Salah satu penulis, Aris Munandar, menegaskan pentingnya menempatkan politik dalam kerangka etika ekologis. Menurut dia, politik tidak lagi cukup dipahami sebagai arena perebutan kekuasaan, melainkan perlu dimaknai sebagai instrumen etis untuk menjamin keberlanjutan kehidupan manusia dan alam.
“Pendekatan politik hijau menuntut perubahan paradigma dalam perumusan dan pelaksanaan kebijakan publik,” ujar Aris.
Sementara itu, Endang Susanti menjelaskan bahwa politik hijau menempatkan lingkungan sebagai subjek utama dalam kebijakan negara. Ia menilai, lingkungan masih kerap diperlakukan sebagai objek eksploitasi dalam proses pembangunan.
“Lingkungan harus dilindungi melalui keputusan politik yang berpihak dan berkelanjutan,” kata Susan.
Secara sistematis, buku ini mengulas konsep dasar politik lingkungan, perkembangan teori green politics di tingkat global, serta implementasinya dalam dinamika kebijakan lingkungan di Indonesia. Sejumlah isu aktual turut dibahas, antara lain konflik sumber daya alam, peran negara dan aktor nonnegara, serta tantangan tata kelola lingkungan dalam praktik demokrasi elektoral.
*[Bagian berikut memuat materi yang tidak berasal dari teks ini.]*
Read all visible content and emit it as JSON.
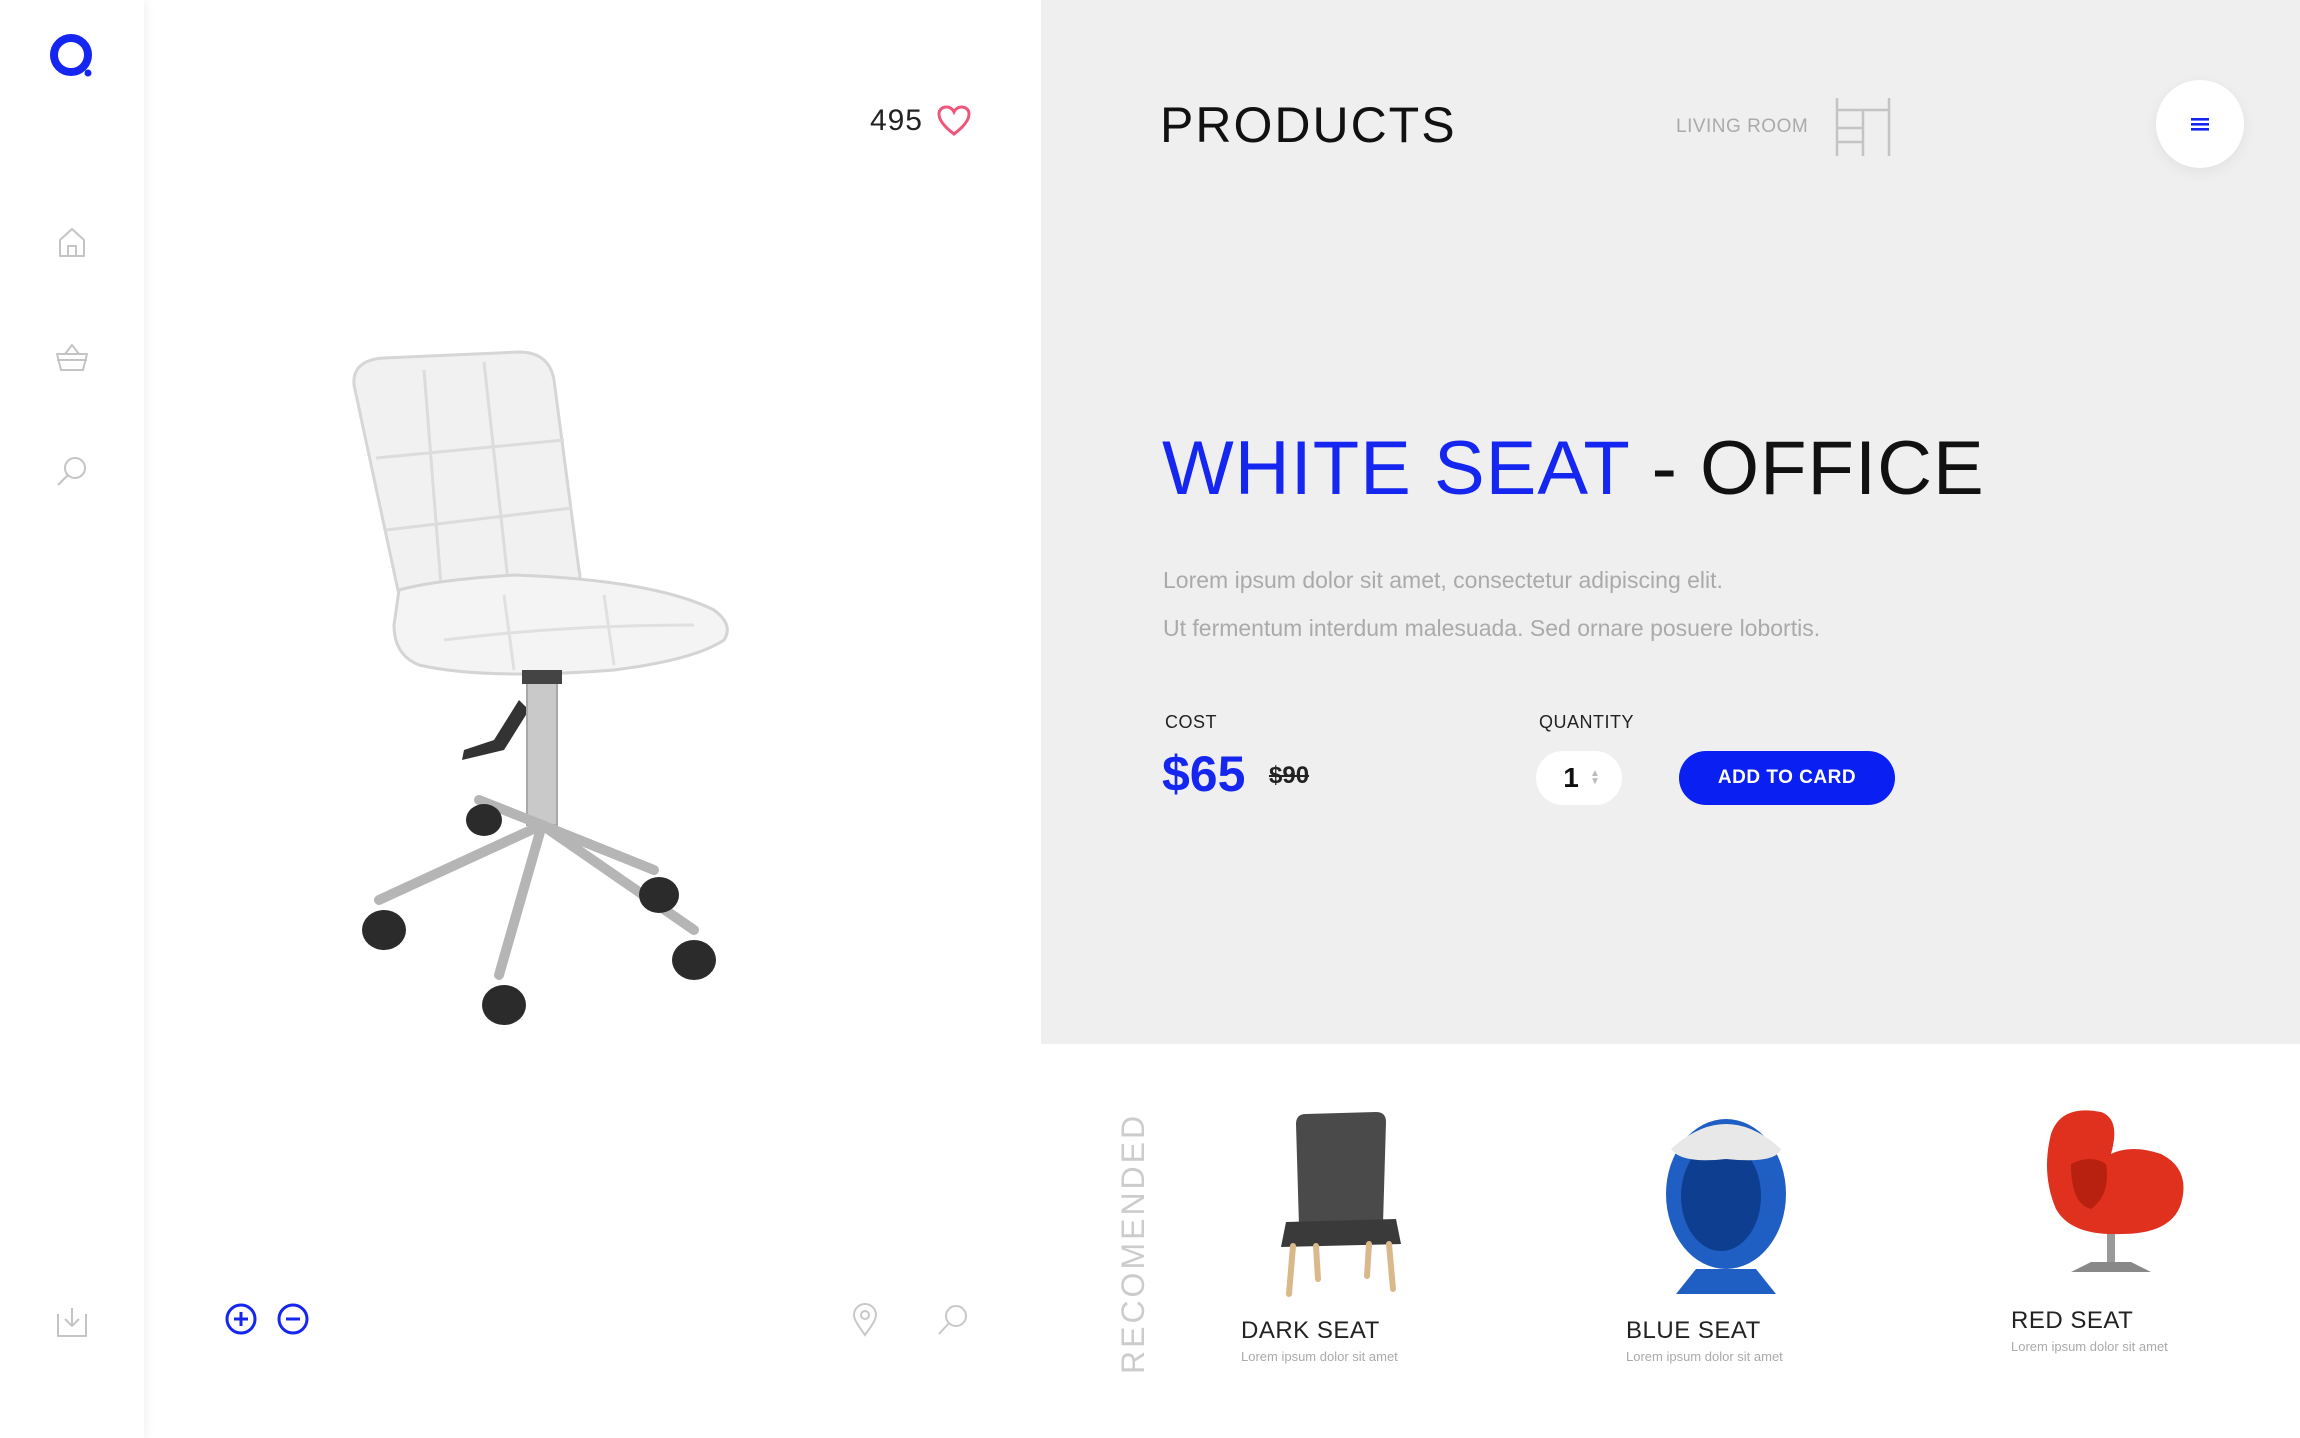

Direktur Basapta Press, Arman Budiman, menyampaikan bahwa buku ini ditujukan bagi pembaca lintas kalangan. Selain akademisi dan mahasiswa, buku ini diharapkan dapat menjadi rujukan bagi pembuat kebijakan, aktivis lingkungan, dan masyarakat yang memiliki kepedulian terhadap isu ekologi.
Ia menambahkan, desain sampul buku memuat pesan simbolik mengenai relasi politik dan lingkungan. Sampul yang menampilkan tangan manusia merawat tunas tanaman dimaknai sebagai gambaran peran politik dalam menjaga keberlanjutan kehidupan.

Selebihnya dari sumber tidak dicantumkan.